Ein dritter Teil der Arbeit befasst sich mit der medialen Verarbeitung des Ereignisses. Schnell thematisierten internationale illustrierte Zeitschriften den Übertritt der Bourbaki-Armee. Fotografien und ein erstaunlich grosser Bestand an künstlerischen Umsetzungen ergänzten das mediale Bild, welches von der Presse gezeichnet wurde. Die ungeheure Zahl der Verarbeitungen und die massenmediale Verbreitung dank günstiger Produktionsverfahren trugen stark zur Herausbildung eines kollektiven visuellen Gedächtnisses bei. Das persönliche Erleben der Schweizerinnen und Schweizer wurde durch mediale Umsetzungen ergänzt, vervollständigt und teilweise in neue Deutungsmuster umgelenkt. Eindrucksvollste Ausprägung der starken Verwurzelung der Erinnerung ist das noch heute präsentierte Riesenrundgemälde des Bourbaki Panoramas Luzern. Hier wird auf ursprünglich 1500 Quadratmetern der Übertritt der Bourbaki-Armee im Neuenburger Jura populär umgesetzt. Grosser Wert wird der Leistung der Zivilbevölkerung bei der ersten Hilfe beigemessen.
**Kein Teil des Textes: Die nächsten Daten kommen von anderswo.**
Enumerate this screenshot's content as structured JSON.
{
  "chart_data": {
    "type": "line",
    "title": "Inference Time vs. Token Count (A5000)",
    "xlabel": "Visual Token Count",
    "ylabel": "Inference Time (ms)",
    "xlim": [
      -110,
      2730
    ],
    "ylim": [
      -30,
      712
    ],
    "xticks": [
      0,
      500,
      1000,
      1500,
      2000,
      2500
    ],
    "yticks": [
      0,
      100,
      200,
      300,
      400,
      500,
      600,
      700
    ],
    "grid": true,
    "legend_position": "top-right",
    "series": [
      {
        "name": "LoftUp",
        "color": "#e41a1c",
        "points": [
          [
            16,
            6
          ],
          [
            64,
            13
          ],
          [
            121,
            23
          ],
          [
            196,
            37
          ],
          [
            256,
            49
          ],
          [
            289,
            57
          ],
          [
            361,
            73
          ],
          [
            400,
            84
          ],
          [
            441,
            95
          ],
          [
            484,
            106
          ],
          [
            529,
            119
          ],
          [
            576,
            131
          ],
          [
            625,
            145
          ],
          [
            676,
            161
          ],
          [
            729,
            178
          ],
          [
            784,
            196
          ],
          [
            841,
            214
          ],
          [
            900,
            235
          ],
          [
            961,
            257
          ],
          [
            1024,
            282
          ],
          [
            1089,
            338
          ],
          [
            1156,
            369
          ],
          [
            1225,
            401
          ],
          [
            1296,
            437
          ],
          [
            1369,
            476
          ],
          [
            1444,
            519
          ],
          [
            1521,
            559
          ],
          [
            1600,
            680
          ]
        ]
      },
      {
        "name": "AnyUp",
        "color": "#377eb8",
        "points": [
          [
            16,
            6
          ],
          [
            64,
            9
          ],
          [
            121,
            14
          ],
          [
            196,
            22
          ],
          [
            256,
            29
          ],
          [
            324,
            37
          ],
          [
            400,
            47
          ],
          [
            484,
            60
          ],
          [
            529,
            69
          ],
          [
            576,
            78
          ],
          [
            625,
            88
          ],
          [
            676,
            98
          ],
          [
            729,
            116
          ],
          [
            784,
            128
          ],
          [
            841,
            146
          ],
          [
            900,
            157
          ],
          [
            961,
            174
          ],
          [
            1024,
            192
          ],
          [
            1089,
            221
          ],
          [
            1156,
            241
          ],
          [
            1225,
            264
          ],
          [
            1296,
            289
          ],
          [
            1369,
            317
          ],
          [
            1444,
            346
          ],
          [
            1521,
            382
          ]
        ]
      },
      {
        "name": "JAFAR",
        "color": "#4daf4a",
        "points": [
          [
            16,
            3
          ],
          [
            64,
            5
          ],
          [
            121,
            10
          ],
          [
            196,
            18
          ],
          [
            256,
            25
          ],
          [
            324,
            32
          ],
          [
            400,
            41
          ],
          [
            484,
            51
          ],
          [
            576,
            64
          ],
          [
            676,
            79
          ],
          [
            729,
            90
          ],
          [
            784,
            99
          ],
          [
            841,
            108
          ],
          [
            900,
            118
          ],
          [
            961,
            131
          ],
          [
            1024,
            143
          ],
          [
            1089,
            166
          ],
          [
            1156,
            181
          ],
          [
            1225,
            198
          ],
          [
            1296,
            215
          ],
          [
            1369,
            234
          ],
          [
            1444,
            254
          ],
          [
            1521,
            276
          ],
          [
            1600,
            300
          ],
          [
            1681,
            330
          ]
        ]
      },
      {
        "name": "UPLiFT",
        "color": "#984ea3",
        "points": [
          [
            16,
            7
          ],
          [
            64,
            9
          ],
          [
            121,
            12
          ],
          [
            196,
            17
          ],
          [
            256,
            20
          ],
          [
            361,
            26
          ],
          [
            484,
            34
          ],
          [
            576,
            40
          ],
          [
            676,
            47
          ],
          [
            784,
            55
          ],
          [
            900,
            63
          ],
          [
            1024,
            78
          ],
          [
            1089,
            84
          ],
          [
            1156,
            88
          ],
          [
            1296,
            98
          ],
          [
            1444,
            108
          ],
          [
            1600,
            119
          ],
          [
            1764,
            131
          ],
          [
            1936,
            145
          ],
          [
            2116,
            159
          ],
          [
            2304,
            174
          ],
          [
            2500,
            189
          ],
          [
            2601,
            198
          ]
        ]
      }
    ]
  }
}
Deutlich wird aber, dass die kommerzielle Ausrichtung dieser Unterhaltungsform zu Verzerrungen in der Wiedergabe führt. Dem Besucher wird eine Komposition mit einem Gesamteindruck, nicht aber eine historisch bis ins Detail korrekte bildliche Umsetzung geboten. Damit konnte jedoch dem Sehbedürfnis nachgekommen werden. Dieses Sehbedürfnis war in der Erinnerung an das Ereignis stark mit Begriffen wie Solidarität und Humanität verbunden.

 

In einem vierten und letzten Teil der Arbeit wird die Auswirkung des Ereignisses auf die Erfindung der Schweiz untersucht. Die Herausbildung einer nationalen Identität gegen Ende des 19. Jahrhunderts erhielt durch die Etablierung einer kollektiven Erinnerung an die BourbakiInternierung starken Auftrieb. Offenkundige Probleme der Schweizer Armee bei der Grenzbewachung 1870/71 und bei der Empfangnahme der Bourbaki-Armee wirkten sich direkt auf die Verfassungsreform und die Armeereform 1874 aus. Auch die Diskussion um die Rolle des Neutralen in Europa erhielt neuen Auftrieb. Unter Rückgriff auf Christian Pfisters Studien zur Geschichte der Katastrophenbewältigung in der Schweiz zeigt die Arbeit, dass die Hilfsbereitschaft der Bevölkerung auf traditionellen Krisenbewältigungsmustern basierte, die zur nationalen Identitätsbildung beitrugen. Zudem wurde die Rolle der Armee in Staat und Gesellschaft gestärkt. Der Schweiz fehlte zwar im Hinblick auf die Identitätsbildung die Möglichkeit des Rückgriffs auf militärische Heldentaten der jüngeren Vergangenheit. Der Einsatz der Schweizer Armee 1870/71 führte dann aber doch zu einem Stolz und gab der Armee eine positive Bewertung als schützendes Element für Staat und Bevölkerung.

 

Diese Arbeit ist unter dem Titel „Bourbakis im Kanton Luzern. Die Internierung der französischen Soldaten 1871“, in: Archäologie - Denkmalpflege - Geschichte (Jahrbuch der Historischen Gesellschaft Luzern, Bd. 22), Luzern 2004 erschienen.